Iron-doped g-C₃N₄ modified CoMoO₄ as an efficient heterogeneous catalyst to activate peroxymonosulfate for degradation of organic dye

Abstract

In this work, iron-doped graphite carbon nitride (Fe-g-C₃N₄) was integrated with CoMoO₄ through a simple hydrothermal route and high temperature calcination to synthesize distinctive composites, aiming to create a promising heterogeneous catalyst to active peroxymonosulfate (PMS) for the degradation of methylene blue (MB), a widely used organic dye. The characterization results, including SEM, EDX, FTIR, XRD and XPS, indicated that the crystal structure and physicochemical properties of CoMoO₄-Fe-g-C₃N₄ have changed after modification, with rougher surface and efficient catalytic activity.
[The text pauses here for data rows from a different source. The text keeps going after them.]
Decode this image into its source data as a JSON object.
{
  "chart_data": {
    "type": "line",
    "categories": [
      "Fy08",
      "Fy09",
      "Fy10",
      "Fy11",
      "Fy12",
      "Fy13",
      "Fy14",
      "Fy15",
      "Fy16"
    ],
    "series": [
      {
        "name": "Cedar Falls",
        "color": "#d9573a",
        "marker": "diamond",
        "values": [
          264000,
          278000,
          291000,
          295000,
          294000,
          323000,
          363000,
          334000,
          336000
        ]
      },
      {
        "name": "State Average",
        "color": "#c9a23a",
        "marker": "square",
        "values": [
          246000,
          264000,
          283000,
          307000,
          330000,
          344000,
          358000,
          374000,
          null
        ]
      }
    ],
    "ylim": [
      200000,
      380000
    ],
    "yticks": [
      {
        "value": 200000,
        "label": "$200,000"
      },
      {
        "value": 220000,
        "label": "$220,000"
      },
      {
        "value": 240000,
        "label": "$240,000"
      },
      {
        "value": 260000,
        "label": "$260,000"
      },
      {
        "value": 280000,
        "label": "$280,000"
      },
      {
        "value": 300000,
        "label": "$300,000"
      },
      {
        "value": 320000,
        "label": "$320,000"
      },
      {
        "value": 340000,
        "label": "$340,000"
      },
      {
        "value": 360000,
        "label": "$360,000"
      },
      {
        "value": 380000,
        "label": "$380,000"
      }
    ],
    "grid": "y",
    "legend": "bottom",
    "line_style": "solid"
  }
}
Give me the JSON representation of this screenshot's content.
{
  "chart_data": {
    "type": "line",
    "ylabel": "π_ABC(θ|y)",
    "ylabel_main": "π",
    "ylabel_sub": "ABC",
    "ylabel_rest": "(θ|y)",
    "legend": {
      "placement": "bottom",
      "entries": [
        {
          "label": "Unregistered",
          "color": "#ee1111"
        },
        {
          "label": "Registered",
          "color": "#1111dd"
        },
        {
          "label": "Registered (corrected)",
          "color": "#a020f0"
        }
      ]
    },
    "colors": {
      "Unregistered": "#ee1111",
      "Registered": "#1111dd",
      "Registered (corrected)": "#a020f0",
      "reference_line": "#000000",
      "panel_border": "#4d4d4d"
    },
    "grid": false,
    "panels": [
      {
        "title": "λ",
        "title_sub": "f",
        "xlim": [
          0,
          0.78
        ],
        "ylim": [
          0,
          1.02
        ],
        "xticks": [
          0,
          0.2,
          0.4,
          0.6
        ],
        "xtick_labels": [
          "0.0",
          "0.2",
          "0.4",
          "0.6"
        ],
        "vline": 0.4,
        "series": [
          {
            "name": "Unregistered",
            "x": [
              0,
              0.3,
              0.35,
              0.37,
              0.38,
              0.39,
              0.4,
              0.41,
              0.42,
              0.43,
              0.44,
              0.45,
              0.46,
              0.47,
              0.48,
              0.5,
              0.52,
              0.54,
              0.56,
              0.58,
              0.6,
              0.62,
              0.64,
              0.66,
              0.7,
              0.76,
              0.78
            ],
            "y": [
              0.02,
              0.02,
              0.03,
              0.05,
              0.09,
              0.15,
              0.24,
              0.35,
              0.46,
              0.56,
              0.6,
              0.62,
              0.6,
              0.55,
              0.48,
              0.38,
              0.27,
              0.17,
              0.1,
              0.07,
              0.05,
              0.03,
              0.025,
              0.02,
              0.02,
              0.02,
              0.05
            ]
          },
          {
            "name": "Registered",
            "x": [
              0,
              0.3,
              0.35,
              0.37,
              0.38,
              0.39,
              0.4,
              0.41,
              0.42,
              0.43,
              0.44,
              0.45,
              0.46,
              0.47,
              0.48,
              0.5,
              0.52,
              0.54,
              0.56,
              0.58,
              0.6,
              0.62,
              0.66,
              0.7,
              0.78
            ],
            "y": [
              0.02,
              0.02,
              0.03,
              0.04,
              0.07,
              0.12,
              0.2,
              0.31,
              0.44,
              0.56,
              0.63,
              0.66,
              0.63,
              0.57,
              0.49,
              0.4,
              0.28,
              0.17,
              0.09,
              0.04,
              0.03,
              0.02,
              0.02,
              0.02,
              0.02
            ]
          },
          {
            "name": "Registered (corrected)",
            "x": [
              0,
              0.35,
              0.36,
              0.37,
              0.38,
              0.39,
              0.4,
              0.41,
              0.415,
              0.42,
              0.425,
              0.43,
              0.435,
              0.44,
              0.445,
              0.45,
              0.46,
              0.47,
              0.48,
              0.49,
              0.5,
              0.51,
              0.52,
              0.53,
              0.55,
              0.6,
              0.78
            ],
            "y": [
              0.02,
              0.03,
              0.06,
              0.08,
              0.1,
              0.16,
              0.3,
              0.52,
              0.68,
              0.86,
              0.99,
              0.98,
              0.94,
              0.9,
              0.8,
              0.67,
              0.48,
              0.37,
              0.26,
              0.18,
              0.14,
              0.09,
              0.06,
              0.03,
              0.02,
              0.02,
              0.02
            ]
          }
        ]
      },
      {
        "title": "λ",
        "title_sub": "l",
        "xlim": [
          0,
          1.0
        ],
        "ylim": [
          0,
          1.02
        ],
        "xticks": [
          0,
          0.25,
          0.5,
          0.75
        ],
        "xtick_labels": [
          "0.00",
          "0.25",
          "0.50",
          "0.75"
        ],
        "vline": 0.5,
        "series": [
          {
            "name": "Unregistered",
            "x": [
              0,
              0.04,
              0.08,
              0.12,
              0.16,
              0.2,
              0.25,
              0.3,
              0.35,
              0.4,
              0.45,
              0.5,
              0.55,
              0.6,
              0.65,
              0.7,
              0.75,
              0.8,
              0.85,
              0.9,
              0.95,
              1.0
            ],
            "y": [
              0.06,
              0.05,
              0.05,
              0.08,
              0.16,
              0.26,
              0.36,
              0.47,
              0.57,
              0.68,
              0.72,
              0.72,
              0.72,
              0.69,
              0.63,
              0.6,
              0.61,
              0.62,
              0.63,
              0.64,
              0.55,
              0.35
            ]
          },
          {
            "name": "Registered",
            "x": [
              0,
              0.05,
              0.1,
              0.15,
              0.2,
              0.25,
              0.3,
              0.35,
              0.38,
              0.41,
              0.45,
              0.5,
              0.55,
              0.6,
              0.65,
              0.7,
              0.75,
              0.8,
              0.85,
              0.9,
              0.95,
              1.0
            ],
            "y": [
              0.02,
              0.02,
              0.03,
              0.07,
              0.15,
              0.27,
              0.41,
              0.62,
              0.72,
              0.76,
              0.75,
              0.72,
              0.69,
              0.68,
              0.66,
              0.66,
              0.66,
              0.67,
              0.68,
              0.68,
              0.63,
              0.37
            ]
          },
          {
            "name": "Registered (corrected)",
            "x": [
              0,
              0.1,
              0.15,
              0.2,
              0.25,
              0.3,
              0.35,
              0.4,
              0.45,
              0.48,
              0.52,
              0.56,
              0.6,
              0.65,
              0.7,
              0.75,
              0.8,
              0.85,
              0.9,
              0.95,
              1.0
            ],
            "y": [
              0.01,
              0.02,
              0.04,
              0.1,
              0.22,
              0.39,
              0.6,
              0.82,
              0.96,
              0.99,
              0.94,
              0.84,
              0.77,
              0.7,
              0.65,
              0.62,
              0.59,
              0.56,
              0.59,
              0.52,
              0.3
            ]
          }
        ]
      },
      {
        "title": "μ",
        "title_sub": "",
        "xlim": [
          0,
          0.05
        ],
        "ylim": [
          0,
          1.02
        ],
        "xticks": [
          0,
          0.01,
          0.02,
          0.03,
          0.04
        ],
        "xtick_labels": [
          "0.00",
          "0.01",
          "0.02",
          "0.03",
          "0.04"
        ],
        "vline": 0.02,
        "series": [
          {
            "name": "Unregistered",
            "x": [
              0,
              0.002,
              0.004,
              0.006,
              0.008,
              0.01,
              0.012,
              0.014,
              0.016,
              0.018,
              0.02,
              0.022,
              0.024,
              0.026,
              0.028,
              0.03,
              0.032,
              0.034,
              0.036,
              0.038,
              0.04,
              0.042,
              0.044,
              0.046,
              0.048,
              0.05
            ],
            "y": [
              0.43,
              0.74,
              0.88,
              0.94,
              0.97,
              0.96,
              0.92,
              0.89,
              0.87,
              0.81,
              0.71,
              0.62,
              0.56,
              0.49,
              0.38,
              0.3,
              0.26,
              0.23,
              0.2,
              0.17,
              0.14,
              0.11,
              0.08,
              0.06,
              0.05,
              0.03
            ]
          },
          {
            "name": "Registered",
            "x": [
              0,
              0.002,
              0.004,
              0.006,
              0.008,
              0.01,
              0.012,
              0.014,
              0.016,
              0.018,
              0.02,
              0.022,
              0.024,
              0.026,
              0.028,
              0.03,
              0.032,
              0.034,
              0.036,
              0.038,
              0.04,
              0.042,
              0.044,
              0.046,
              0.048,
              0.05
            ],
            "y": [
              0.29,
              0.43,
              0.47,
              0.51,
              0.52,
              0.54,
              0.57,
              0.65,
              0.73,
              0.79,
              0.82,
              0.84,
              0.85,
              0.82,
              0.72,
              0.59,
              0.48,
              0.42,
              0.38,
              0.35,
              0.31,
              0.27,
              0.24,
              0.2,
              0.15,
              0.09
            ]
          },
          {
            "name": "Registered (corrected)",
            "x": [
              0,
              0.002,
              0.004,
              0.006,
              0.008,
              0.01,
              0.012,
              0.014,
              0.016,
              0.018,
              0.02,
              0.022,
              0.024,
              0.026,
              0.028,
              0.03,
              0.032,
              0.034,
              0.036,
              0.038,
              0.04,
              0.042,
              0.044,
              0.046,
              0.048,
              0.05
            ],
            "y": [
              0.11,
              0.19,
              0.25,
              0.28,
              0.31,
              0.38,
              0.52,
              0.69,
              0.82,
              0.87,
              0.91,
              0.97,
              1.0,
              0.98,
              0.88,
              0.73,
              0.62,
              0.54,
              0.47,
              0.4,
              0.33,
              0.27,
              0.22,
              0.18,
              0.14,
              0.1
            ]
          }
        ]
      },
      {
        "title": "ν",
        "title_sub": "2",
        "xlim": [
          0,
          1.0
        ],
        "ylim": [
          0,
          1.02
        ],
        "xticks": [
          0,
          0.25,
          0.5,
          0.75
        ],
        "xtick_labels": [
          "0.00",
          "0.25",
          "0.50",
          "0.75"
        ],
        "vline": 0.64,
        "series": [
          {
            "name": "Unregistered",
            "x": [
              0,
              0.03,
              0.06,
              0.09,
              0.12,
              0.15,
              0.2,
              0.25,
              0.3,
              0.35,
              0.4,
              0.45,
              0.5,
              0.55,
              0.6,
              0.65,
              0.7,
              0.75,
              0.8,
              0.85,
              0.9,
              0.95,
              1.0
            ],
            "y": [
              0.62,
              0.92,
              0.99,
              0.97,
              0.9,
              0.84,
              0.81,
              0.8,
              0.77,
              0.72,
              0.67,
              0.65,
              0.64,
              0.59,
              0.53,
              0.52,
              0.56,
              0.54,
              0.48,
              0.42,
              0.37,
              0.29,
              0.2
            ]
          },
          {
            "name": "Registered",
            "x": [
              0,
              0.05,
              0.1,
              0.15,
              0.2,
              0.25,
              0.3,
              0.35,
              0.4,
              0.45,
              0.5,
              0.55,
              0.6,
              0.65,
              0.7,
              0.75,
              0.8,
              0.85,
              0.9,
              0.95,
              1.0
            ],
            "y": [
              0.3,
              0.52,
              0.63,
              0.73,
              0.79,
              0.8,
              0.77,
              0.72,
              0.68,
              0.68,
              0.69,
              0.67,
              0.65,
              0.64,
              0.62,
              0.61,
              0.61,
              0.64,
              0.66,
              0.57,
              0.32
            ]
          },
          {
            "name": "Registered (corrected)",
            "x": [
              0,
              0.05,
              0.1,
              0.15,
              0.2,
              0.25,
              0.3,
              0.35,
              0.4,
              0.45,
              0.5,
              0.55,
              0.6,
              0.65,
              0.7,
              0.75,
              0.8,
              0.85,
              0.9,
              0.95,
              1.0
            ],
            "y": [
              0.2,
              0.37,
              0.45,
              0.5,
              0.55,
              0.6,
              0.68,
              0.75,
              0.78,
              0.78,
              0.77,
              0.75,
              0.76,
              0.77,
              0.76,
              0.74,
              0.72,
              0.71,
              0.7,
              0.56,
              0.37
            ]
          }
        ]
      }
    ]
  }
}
The effects of several operational factors (catalyst dosage, oxidant dosage, reaction temperature and initial pH) were also extensively evaluated. Under the condition of CoMoO₄-Fe-g-C₃N₄=0.1 g L⁻¹, oxidant = 2.0 mM, dye = 100 mg/L, T = 25 °C, the MB in the CoMoO4-Fe-g-C3N4/PMS catalytic system can reach almost complete degradation in 90 minutes without pH adjustment. Further, stability experiment showed that the CoMoO₄-Fe-g-C₃N₄ catalysts exhibited high stability and superior reusability, with 80% removal rate even after five concessive cycles of use. Additionally, through radical quenching experiments, it proved that SO₄^•− radicals were dominant and HO^• radicals also worked in the MB degradation process. An underlying mechanism was proposed based on the detection of XPS results that both radical and non-radical degradation pathways existed during MB degradation process. The electron transfer from high-valence iron species (Fe^IV=O) to MB resulting in the degradation of MB through a non-radical mechanism. From the investigation, the CoMoO₄-Fe-g-C₃N₄ composite was proved to have potential superiority as a promising catalyst for the degradation of refractory organic contaminant removal from water.